I'm looking out my office window on this fine fall day. The sky is blue, there are a few streaky clouds, and the wind is whipping hard enough to convince my silver maple that it really is autumn, and it's about time it dropped its leaves. It is the kind of day where I am prone to feel no malice toward any other person. It's a shame I read the POST STANDARD this morning. Two stories in two different sections of the newspaper suggested I was truly a wimp to sit in my chair and feel that things were O.K. with the world. There are plenty of people to hate out there, and one need not travel to the Middle East to find them.
Shame on me, but when I read the morning paper, I read the sports section first. I read Dave Rahme's lucid and sensitive article "Marrone stands up for Paulus," in which Doug Marrone confronts the issue of the boo-birds, who snarl and howl at Greg Paulus each time he takes the field.
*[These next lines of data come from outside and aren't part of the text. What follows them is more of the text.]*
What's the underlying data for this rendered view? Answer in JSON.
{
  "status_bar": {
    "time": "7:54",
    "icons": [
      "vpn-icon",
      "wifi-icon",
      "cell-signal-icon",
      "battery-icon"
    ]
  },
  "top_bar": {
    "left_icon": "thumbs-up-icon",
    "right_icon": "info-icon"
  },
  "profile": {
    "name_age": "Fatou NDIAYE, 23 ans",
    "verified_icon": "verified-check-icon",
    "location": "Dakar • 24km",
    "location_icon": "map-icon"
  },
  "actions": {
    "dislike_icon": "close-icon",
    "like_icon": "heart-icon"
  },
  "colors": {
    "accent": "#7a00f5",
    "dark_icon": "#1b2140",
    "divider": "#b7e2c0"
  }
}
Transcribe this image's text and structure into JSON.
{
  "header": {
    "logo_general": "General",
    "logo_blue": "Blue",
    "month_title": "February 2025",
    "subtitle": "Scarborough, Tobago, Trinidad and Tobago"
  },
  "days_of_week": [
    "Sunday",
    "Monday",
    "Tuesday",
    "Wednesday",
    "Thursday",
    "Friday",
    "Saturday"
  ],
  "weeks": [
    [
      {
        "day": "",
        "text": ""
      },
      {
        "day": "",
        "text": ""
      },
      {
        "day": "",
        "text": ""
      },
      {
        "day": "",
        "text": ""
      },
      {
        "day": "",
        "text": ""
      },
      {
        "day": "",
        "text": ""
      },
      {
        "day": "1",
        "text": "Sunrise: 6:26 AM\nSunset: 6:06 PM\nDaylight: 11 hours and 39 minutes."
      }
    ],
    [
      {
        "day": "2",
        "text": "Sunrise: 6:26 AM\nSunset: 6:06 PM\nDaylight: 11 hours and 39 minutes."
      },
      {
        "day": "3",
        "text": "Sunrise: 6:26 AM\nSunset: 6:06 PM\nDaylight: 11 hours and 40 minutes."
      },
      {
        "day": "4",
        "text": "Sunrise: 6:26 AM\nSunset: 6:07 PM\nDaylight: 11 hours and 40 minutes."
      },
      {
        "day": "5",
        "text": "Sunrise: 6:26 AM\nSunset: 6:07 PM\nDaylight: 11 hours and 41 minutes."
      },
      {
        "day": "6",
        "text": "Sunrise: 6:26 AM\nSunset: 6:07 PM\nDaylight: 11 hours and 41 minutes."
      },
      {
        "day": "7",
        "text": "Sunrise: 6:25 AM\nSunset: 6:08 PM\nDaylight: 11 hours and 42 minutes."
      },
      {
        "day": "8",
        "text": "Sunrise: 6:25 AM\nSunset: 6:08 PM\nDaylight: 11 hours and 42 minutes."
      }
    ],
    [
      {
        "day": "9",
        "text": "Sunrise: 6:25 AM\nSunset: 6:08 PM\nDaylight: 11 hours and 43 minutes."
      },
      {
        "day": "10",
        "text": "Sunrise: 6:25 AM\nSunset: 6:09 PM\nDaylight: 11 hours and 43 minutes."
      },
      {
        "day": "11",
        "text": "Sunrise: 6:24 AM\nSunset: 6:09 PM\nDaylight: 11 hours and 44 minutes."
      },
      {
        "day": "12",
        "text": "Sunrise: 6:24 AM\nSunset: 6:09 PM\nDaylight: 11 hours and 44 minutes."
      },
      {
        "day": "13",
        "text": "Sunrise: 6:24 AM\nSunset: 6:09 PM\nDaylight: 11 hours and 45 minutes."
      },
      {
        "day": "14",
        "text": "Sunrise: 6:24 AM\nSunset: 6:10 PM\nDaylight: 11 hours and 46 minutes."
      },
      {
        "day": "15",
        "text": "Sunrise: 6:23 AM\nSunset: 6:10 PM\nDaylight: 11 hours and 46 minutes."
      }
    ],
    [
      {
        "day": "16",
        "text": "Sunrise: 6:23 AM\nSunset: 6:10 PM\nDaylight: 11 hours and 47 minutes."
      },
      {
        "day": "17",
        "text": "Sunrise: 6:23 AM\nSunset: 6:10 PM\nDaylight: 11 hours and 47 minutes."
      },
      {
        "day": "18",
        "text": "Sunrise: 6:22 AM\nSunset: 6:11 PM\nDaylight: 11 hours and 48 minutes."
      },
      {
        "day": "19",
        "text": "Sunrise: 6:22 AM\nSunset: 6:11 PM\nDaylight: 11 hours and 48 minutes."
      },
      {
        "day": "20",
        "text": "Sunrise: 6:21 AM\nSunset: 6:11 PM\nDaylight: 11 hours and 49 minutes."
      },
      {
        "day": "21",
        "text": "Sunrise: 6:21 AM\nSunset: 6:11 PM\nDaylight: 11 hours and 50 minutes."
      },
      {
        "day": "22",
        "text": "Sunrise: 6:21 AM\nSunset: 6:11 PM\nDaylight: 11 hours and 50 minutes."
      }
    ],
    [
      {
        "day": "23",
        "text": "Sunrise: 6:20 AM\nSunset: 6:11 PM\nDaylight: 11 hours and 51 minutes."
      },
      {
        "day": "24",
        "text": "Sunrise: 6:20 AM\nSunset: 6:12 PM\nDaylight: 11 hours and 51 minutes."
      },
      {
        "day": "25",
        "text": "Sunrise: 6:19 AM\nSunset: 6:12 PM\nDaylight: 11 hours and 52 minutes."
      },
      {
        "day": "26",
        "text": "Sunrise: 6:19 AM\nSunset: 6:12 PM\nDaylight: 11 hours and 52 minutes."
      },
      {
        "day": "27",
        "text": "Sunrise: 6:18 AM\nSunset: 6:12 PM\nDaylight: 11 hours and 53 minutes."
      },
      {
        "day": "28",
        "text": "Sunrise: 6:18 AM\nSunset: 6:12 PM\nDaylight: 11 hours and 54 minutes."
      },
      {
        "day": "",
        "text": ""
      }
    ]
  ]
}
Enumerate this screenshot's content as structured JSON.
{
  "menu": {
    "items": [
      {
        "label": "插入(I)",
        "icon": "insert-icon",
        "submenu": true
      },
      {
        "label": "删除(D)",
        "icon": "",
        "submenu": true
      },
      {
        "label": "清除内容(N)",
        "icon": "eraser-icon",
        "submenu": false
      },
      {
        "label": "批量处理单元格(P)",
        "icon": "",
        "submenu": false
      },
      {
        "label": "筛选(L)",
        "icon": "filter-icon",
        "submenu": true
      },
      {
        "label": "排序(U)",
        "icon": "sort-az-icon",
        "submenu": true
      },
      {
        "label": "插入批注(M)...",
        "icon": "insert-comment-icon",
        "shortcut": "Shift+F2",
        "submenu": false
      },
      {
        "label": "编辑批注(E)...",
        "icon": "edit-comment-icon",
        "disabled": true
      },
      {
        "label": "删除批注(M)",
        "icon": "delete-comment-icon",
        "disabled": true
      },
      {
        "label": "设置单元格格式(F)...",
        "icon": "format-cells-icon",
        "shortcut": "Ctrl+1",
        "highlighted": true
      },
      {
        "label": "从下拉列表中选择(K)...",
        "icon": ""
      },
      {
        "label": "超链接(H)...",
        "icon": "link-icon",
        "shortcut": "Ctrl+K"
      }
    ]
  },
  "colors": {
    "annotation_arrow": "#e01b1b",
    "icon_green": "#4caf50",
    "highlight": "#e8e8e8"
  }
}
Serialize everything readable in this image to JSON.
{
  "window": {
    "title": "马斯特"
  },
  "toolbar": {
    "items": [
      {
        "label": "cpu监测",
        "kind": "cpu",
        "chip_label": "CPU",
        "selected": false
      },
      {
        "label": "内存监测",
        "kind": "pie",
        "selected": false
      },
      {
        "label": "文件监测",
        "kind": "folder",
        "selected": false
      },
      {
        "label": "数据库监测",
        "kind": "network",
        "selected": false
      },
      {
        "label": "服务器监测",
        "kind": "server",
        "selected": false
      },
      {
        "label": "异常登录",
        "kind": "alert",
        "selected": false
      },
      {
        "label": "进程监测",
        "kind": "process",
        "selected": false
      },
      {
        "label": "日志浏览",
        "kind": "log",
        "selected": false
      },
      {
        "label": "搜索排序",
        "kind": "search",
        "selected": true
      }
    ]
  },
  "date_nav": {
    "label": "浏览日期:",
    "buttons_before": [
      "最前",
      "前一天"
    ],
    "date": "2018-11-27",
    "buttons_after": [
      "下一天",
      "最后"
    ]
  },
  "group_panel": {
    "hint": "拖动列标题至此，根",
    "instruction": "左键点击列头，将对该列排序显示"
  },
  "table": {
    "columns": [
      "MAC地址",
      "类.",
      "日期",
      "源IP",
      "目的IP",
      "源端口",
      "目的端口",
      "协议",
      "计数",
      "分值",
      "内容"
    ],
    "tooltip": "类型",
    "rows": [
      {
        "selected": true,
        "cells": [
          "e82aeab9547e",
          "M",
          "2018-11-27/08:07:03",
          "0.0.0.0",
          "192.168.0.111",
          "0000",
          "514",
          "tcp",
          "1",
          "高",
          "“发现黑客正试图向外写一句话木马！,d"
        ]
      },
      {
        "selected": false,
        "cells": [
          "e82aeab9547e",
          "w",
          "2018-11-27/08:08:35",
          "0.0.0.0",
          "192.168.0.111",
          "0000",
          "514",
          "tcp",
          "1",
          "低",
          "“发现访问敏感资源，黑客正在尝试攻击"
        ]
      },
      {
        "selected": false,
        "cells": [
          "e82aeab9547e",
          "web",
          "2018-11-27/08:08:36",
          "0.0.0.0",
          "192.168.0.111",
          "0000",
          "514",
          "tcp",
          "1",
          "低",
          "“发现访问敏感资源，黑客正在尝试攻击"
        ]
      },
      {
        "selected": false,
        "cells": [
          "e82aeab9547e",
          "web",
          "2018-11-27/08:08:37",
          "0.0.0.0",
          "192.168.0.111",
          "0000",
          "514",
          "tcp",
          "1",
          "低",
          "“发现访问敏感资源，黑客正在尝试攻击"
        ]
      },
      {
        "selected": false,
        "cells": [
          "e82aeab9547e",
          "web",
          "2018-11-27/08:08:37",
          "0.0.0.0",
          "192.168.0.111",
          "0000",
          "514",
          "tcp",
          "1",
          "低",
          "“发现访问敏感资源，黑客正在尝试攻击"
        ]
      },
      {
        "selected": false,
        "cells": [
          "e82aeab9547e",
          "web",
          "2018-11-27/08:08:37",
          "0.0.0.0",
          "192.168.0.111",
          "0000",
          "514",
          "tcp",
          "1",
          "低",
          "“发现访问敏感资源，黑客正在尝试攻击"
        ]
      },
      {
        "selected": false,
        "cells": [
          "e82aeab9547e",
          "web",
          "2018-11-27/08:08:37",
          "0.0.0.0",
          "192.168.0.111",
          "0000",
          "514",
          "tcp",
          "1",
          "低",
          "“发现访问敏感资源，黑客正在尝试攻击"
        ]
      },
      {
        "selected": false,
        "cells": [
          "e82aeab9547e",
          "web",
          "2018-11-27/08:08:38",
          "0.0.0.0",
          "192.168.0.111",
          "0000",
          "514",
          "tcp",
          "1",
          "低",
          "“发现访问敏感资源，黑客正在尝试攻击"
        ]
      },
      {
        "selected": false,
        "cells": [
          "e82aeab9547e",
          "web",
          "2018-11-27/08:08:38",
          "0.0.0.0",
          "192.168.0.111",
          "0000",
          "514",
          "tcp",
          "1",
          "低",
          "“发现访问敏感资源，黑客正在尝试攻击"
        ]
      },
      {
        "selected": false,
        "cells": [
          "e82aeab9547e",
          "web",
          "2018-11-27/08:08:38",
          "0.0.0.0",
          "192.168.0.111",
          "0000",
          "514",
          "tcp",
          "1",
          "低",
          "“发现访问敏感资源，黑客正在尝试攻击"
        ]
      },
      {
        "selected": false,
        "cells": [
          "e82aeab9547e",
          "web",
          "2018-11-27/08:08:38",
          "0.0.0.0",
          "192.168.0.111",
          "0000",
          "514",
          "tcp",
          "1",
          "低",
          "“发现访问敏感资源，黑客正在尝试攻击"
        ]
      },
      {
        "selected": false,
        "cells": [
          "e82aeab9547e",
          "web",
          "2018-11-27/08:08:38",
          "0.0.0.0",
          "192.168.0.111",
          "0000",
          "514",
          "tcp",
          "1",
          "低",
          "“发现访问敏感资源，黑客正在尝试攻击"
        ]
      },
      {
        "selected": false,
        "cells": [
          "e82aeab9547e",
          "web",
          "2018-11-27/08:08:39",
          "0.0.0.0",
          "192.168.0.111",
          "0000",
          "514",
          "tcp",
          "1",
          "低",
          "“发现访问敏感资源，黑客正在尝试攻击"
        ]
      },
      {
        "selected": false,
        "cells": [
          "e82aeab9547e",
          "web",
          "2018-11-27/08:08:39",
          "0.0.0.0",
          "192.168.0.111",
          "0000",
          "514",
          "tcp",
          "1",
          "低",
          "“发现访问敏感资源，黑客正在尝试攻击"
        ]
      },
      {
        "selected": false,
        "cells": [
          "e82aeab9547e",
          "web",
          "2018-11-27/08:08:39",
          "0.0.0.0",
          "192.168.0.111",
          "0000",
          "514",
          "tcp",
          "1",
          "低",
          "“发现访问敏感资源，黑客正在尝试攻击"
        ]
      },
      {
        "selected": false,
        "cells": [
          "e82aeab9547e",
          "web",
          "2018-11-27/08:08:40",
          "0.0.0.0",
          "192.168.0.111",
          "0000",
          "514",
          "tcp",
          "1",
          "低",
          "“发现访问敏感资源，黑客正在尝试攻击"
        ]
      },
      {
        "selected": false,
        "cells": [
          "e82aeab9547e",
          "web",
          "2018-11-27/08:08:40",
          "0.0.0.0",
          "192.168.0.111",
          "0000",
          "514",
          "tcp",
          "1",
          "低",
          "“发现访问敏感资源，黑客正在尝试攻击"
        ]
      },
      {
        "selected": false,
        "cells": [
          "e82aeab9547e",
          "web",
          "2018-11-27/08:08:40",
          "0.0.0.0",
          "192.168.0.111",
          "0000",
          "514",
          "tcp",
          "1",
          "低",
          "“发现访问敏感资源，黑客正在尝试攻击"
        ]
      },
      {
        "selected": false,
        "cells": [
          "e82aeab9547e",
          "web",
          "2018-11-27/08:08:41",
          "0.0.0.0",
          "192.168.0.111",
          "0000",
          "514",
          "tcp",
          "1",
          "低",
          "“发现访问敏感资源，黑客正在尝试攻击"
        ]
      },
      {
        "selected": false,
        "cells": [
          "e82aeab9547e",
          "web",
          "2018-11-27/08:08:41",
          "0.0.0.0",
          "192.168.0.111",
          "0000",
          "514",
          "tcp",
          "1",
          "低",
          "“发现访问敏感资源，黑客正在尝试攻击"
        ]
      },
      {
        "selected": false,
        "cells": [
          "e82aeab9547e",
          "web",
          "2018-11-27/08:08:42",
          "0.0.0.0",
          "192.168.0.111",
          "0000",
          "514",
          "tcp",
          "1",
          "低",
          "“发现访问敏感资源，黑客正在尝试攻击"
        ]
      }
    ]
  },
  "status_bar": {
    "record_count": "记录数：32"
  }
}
Even though this fine coach and fine man offers his broad shoulders to bear the brunt of the bleacher nuts' venom, and, even though, Paulus claims to be deaf to their shouts, everyone with a brain knows those shouts hurt both coach and quarterback. It's ironic that the boo-birds, so desperate for a win to validate whatever it is they need validating, take it out on the young man who is trying harder than anyone else to get that win for them.
After my sports fix, I went to Section A and found on page 5 an article by Michelle Breidenbach entitled " 'Hate, lies,' wore her down, Scozzafava says.' " In this account, I got to read about hatespeak on a national level. Dede Scozzafava seems to be a good person, a caring civic leader, and a person of conscience. She's one of those ladies about whom might be said, "She is her own woman." For being an independent-minded Republican she was scourged nationally by her own party. We're used to this Republican nasty noise from Rush and Bill and their ilk, and it isn't surprising. I was most bothered by the man who called Scozzafava from Oregon and had the audacity to try to beat her up with God. Let me say that I have dozens of fine friends who are fine people and loyal republicans and I honor their right to their political beliefs, but the lunatic fringe is apparently now the voice of the party, and like the boo-birds in the Dome, they are so in need of validation by winning something, that they attacked the fine Republican woman, who was trying to get that for them.
I blog for the fun of it. After reading the two aforementioned stories and thinking about how they had taken some of the joy out of this autumn day, I went back to the archives of "The Blue Moon Grille," my blog. On September 6, 2009, I wrote about attending the first SU football game of the season. My wife and I gave up our season football tickets years ago, not so much because we'd lost interest, but more because of the high DPR ratio in our section. If you aren't familiar with the DPR, that's the "drunks per row." On that Sunday two months ago, I wrote, "Behind me sat the doofus, a fellow who announced loudly from the beginning that he didn't like Greg Paulus or Doug Marrone even though he loved the Orange. He was just like a Republican pulling for the president to fail." He wanted his team to win, but he didn't want those people he didn't like to be part of that success. Those two little sentences were just a little thought I tossed out while talking about the whole game experience, which I really enjoyed. Today they don't seem so little.